Last Saturday was the Global Marijuana March and for Torontonians, the event was about reveling in our good fortunes this time around, while screaming for the future of legal weed everywhere else.
At Queen’s Park in Toronto, steps away from the Ontario Legislative Building where politicians debate the future of our country, booth after booth sold cannabis and related products.
The aromatic smell that took over as the morning continued was unmistakeable, and a welcome prologue to the day’s upcoming events.
From the vantage point of the Weedmaps booth, where the team handed out free swag, it was the perfect place to watch the masses pour in.
At 2 o’clock, the march got underway, with thousands of people determined to be heard.
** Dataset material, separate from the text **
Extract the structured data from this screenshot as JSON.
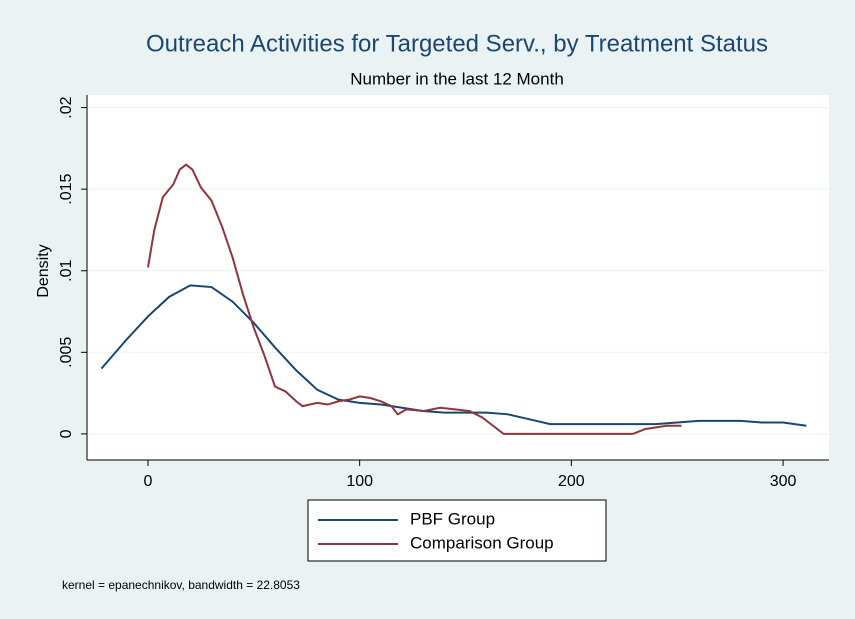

Jodie Emery was the official Grand Marshal, leading the crowd in chants which included, “Toronto cops are cool today, treat us like this every day.” This was in reference to the many police officers who remained on the sidelines as people openly consumed cannabis in public view.
The crowd was significantly smaller than in past years, which some attendees attributed to the cold and rainy weather. Others said that it was due to the fact that Stephen Harper, our pre-Trudeau Prime Minister was vehemently against cannabis reform, which had garnered a much larger protest in the past. There were still thousands in attendance regardless.
In front of the marchers lay wide-open streets with beautiful clouds of pot smoke above them. People clenched signs and flags that called for freedom and understanding while chanting loudly the voices of reason.
Marijuana.com spoke briefly to Jodie Emery, who said that although Canada is taking steps toward a change in cannabis laws there is still much to be done. “Once the arrests end and free pardons and amnesty are offered, we still have to normalize and promote cannabis, and use it to save people’s lives, and the environment too.”
When it was all over, the optimism thankfully remained, in light of legalization seemingly just around the corner. The good vibes were accompanied by a hope that other countries will soon realize marijuana is not the danger to society it was once deemed.
No doubt Queen’s Park has returned to the quiet public space it usually is. But for one day, it was a reflection of our collective hope and determination to end prohibition here and around the globe.